You might be surprised how powerful this simple approach can be. Here's where it really shines:

Documentation That Changes Often

Perfect for API docs, user guides, and technical specs that need frequent updates. Just edit your markdown files and the system instantly uses the new content - no rebuilding or reindexing needed.

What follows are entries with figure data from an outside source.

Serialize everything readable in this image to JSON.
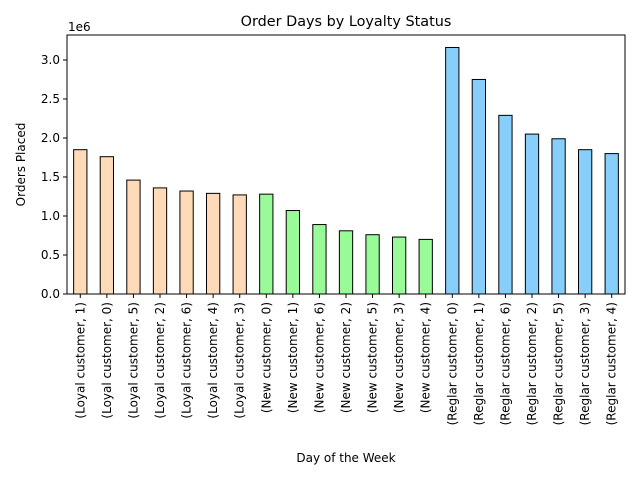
{
  "chart_data": {
    "type": "bar",
    "title": "Order Days by Loyalty Status",
    "xlabel": "Day of the Week",
    "ylabel": "Orders Placed",
    "y_offset_label": "1e6",
    "ylim": [
      0,
      3.32
    ],
    "yticks": [
      0.0,
      0.5,
      1.0,
      1.5,
      2.0,
      2.5,
      3.0
    ],
    "ytick_labels": [
      "0.0",
      "0.5",
      "1.0",
      "1.5",
      "2.0",
      "2.5",
      "3.0"
    ],
    "grid": false,
    "legend": "none",
    "categories": [
      "(Loyal customer, 1)",
      "(Loyal customer, 0)",
      "(Loyal customer, 5)",
      "(Loyal customer, 2)",
      "(Loyal customer, 6)",
      "(Loyal customer, 4)",
      "(Loyal customer, 3)",
      "(New customer, 0)",
      "(New customer, 1)",
      "(New customer, 6)",
      "(New customer, 2)",
      "(New customer, 5)",
      "(New customer, 3)",
      "(New customer, 4)",
      "(Reglar customer, 0)",
      "(Reglar customer, 1)",
      "(Reglar customer, 6)",
      "(Reglar customer, 2)",
      "(Reglar customer, 5)",
      "(Reglar customer, 3)",
      "(Reglar customer, 4)"
    ],
    "values": [
      1.85,
      1.76,
      1.46,
      1.36,
      1.32,
      1.29,
      1.27,
      1.28,
      1.07,
      0.89,
      0.81,
      0.76,
      0.73,
      0.7,
      3.16,
      2.75,
      2.29,
      2.05,
      1.99,
      1.85,
      1.8
    ],
    "bar_colors": [
      "#ffdab9",
      "#ffdab9",
      "#ffdab9",
      "#ffdab9",
      "#ffdab9",
      "#ffdab9",
      "#ffdab9",
      "#98fb98",
      "#98fb98",
      "#98fb98",
      "#98fb98",
      "#98fb98",
      "#98fb98",
      "#98fb98",
      "#87cefa",
      "#87cefa",
      "#87cefa",
      "#87cefa",
      "#87cefa",
      "#87cefa",
      "#87cefa"
    ],
    "edge_color": "#000000"
  }
}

Internal Tools and Support

Ideal for customer support teams and internal documentation. Your team gets instant, accurate answers based on your actual documentation, not outdated training data.

Quick Prototypes and MVPs

Need to prove AI-powered search can work for your docs? This approach gets you there in hours, not weeks. No complex infrastructure required.

The best part? With modern AI models supporting massive context windows (about 400K characters), you can feed in entire documentation sets at once. This means you can handle surprisingly large documentation bases without any extra complexity.

Remember: Sometimes the simplest solution is the best one. Don't jump to complex vector databases until you've outgrown this approach!